Let $A = -A^T$ be a $3 \times 3$ real skew-symmetric matrix.
Prove that $A$ has an eigenvalue $\lambda = 0$ and two other pure imaginary eigenvalues, and that the eigenvectors of $A$ are orthogonal in $\mathbb{C}^3$.
Find $e^A$, with: $$ A = \left[ \begin{matrix} 0 & 1 & 0 \\ -1 &0 & 2 \\ 0 & -2 & 0 \end {matrix} \right ]$$
I've found a similar question here: Real Skew Symmetric $3\times 3$ matrix has one eigen value $2i$
In one of the answers it is said: "In general, a real skew-symmetric 3×3 matrix K looks like: $$\left[ \begin{matrix} 0 & a & b \\ -a & 0 & c \\ -b & -c & 0 \end {matrix} \right ]$$ "
I don't understand why the general form of the matrix has that diagonal of zeros. I would have thought about something like: $$\left[ \begin{matrix} d & a & b \\ -a & e & c \\ -b & -c & f \end {matrix} \right ]$$
Wich of course has much worse determinant & characteristic polynomial...

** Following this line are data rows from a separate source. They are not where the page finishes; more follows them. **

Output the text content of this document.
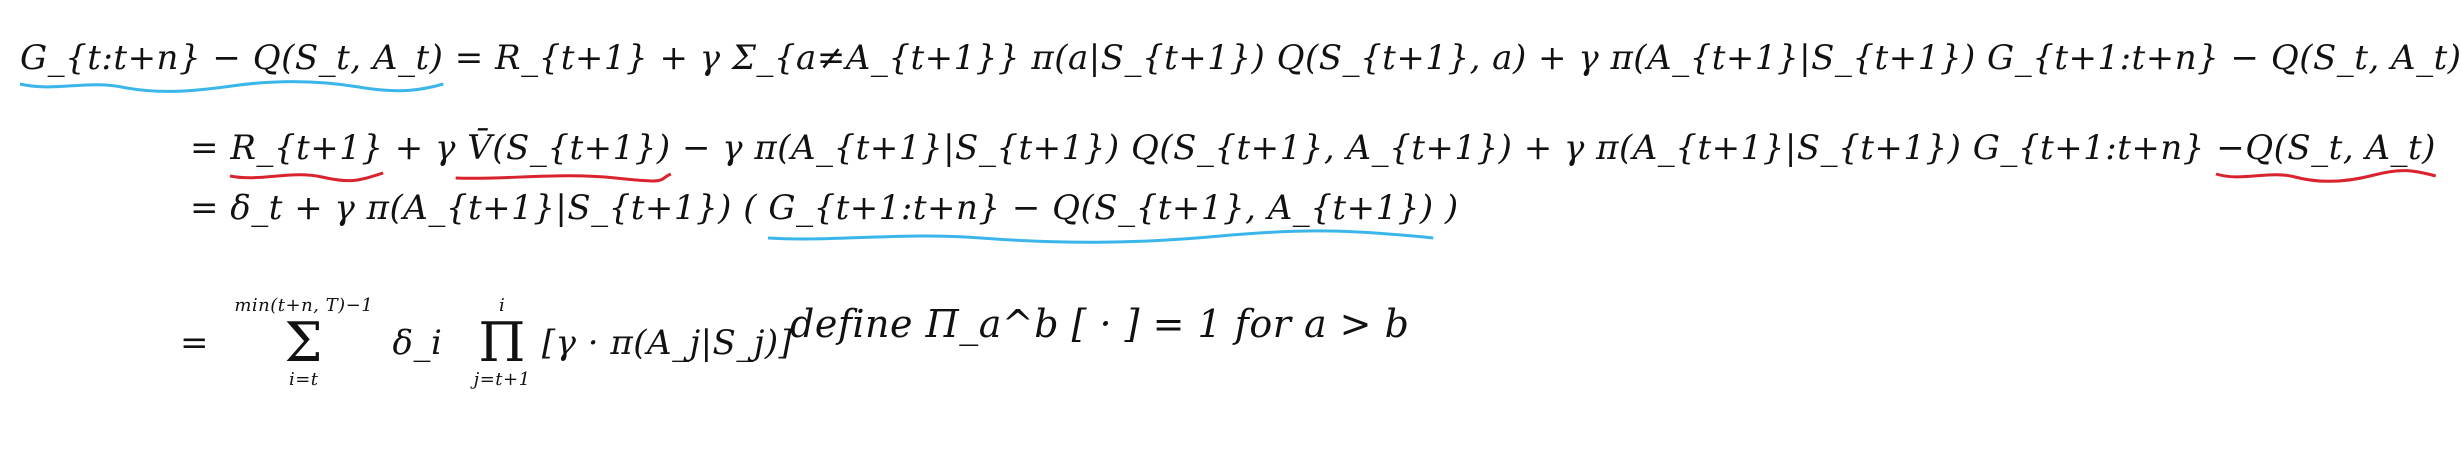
G_{t:t+n} − Q(S_t, A_t) = R_{t+1} + γ Σ_{a≠A_{t+1}} π(a|S_{t+1}) Q(S_{t+1}, a) + γ π(A_{t+1}|S_{t+1}) G_{t+1:t+n} − Q(S_t, A_t)
= R_{t+1} + γ V̄(S_{t+1}) − γ π(A_{t+1}|S_{t+1}) Q(S_{t+1}, A_{t+1}) + γ π(A_{t+1}|S_{t+1}) G_{t+1:t+n} −Q(S_t, A_t)
= δ_t + γ π(A_{t+1}|S_{t+1}) ( G_{t+1:t+n} − Q(S_{t+1}, A_{t+1}) )
=
min(t+n, T)−1
Σ
i=t
δ_i
i
Π
j=t+1
[γ · π(A_j|S_j)]
define Π_a^b [ · ] = 1 for a > b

Note that$$-\begin{pmatrix}d & a & b \\ -a & e & c \\ -b & -c & f\end{pmatrix}^T=\begin{pmatrix}-d & a & b \\ -a & -e & c \\ -b & -c & -f\end{pmatrix},$$which will be equal to$$\begin{pmatrix}d & a & b \\ -a & e & c \\ -b & -c & f\end{pmatrix}$$if and only if $d=e=f=0$. Can you take it from here?